Reference: kozier, B., Erb, G., Berman, A., & Snyder, S.J. (2004). Fundamentals of nursing: concepts, process and practice (7th ed.).
Upper Saddle River, NJ: Pearson Education, p.212
47. CORRECT ANSWER: A
Non verbal behavior may have varied meaning among different cultures; therefore, the nurse must validate meaning. There is
insufficient information to determine the need for a translator (option B). Option C is unnecessary and option D is premature
because the nurse has insufficient data.
Reference: kozier, B., Erb, G., Berman, A., & Snyder, S.J. (2004). Fundamentals of nursing: concepts, process and practice (7th ed.).
Upper Saddle River, NJ: Pearson Education, p.214
48. CORRECT ANSWER: B
Assessment of religious practice that the client would find comforting should be accomplished first in order to assist the client with
spiritual distress. Option a would be done if indicated as an answer to Option B. Option C may or may not be appropriate; there is
insufficient data in the stem of question to support it. Option D may be needed if other options are unsuccessful.
Reference: kozier, B., Erb, G., Berman, A., & Snyder, S.J. (2004). Fundamentals of nursing: concepts, process and practice (7th ed.).
Upper Saddle River, NJ: Pearson Education, p.214
49. CORRECT ANSWER: A
The nurse should offer self to the client by being physically present, attentive, and listening to the clients feeling’s and concerned. In
option B the nurse should always analyze the reason for sharing personal beliefs. Option C is not therapeutic. In times of distress
clients may not be able to pray. Option D is not appropriate because the client is displaying depression, not anxiety.

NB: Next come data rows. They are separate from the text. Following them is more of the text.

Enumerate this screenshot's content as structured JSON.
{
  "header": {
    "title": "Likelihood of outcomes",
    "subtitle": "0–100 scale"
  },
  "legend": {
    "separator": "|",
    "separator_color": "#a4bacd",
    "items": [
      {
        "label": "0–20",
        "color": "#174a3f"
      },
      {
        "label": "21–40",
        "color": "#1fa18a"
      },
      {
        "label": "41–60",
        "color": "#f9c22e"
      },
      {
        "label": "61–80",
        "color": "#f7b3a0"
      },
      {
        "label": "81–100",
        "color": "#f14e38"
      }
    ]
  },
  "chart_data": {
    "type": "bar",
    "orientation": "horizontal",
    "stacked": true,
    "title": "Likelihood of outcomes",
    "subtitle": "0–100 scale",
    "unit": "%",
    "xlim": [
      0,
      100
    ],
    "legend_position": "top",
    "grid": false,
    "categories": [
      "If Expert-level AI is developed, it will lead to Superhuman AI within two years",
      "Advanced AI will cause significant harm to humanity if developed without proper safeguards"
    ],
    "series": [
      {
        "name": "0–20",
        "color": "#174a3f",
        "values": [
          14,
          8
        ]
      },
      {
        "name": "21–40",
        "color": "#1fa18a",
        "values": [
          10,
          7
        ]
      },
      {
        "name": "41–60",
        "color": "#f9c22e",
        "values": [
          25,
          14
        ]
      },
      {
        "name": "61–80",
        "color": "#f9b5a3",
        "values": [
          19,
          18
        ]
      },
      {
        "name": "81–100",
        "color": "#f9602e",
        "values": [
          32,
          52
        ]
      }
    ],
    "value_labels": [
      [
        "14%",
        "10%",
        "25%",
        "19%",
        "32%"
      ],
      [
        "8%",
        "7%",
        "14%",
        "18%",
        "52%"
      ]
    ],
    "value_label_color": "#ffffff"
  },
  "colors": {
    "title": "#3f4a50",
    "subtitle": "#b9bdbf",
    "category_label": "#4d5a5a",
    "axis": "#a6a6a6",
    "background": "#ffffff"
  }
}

Reference: kozier, B., Erb, G., Berman, A., & Snyder, S.J. (2004). Fundamentals of nursing: concepts, process and practice (7th ed.).
Upper Saddle River, NJ: Pearson Education, p.1002
50. CORRECT ANSWER: C
Nurses have normal and legal responsibility to report all suspected child abuse to the authorities failure to report suspected child
abuse can result liability for the nurse. The mother’s feelings about the child are of little relevance since she may not be the abuser.
Referring the child to another center may be indicated, but only after the case has been investigated. Noting suspicions on the
chart will not protect the child from harm.
Reference: kozier, B., Erb, G., Berman, A., & Snyder, S.J. (2004). Fundamentals of nursing: concepts, process and practice (7th ed.).